Crise politique au Sénégal : Sonko brandit la menace de dissolution gouvernementale
Le climat politique au Sénégal s’embrase davantage après les déclarations fracassantes d’Ousmane Sonko, président de l’Assemblée nationale. Lors d’un rassemblement organisé dimanche à Touba pour l’inauguration des locaux du parti Pastef, il a lancé un avertissement sans ambiguïté au gouvernement d’Ahmadou Al Aminou Lô : « Nous ferons tomber ce gouvernement autant de fois que nécessaire ». Ces propos, qui confirment l’intensification des tensions entre les deux camps, ont été largement commentés par la presse nationale.

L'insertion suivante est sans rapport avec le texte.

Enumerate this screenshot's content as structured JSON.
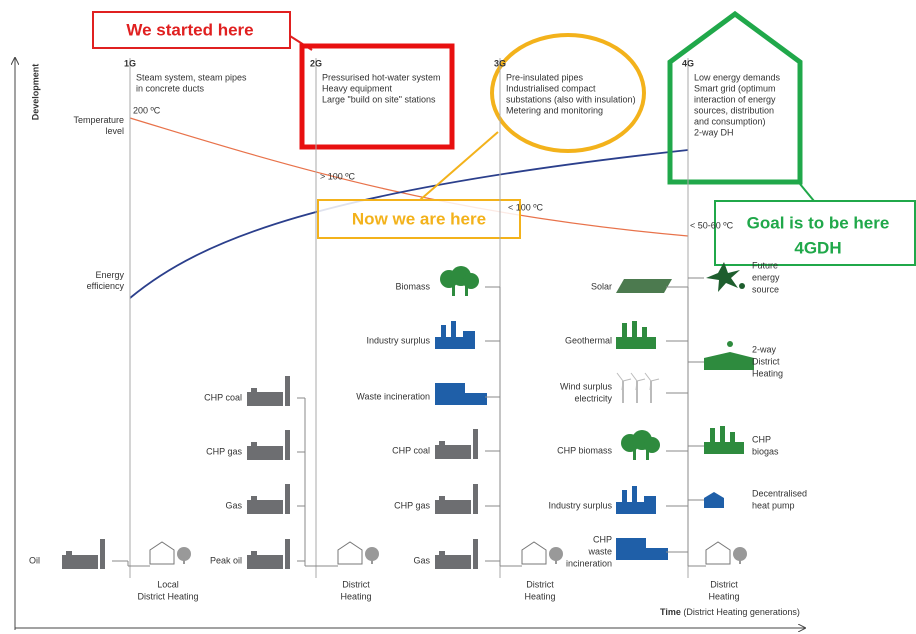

Selon Ousmane Sonko, l’exécutif cherche à remettre en cause des avancées majeures dans la gestion des ressources naturelles comme le pétrole, le gaz ou encore le phosphate. Pour lui, ces décisions « profiteraient uniquement à des intérêts étrangers » au détriment des intérêts nationaux. Face à cette situation, il a menacé d’utiliser la majorité parlementaire du Pastef pour déposer une motion de censure si le gouvernement persiste dans cette voie. Par ailleurs, il a évoqué une initiative législative portée par Guy Marius Sagna, visant à soumettre à l’Assemblée tous les futurs contrats d’exploitation des ressources stratégiques.
L’Assemblée nationale, nouvel épicentre des tensions politiques
Cette escalade s’appuie sur une réalité politique : le Pastef dispose d’une majorité solide à l’Assemblée nationale. Ousmane Sonko compte bien exploiter ce rapport de force pour renforcer le contrôle parlementaire sur les actions gouvernementales et empêcher ce qu’il qualifie de « cession illégitime » des richesses du pays. Ses déclarations marquent un tournant par rapport à ses prises de position du 3 juin, où il affirmait vouloir éviter toute censure malgré ses divergences avec le chef de l’État.
La situation s’est encore compliquée après l’invalidation, le 9 juillet, d’une réforme constitutionnelle soutenue par la majorité parlementaire mais rejetée par Bassirou Diomaye Faye. En brandissant la menace d’une motion de censure, Ousmane Sonko place désormais le Parlement au cœur de la confrontation avec l’exécutif. Cette stratégie pourrait affaiblir l’action gouvernementale et plonger le Sénégal dans une période de blocages institutionnels prolongés.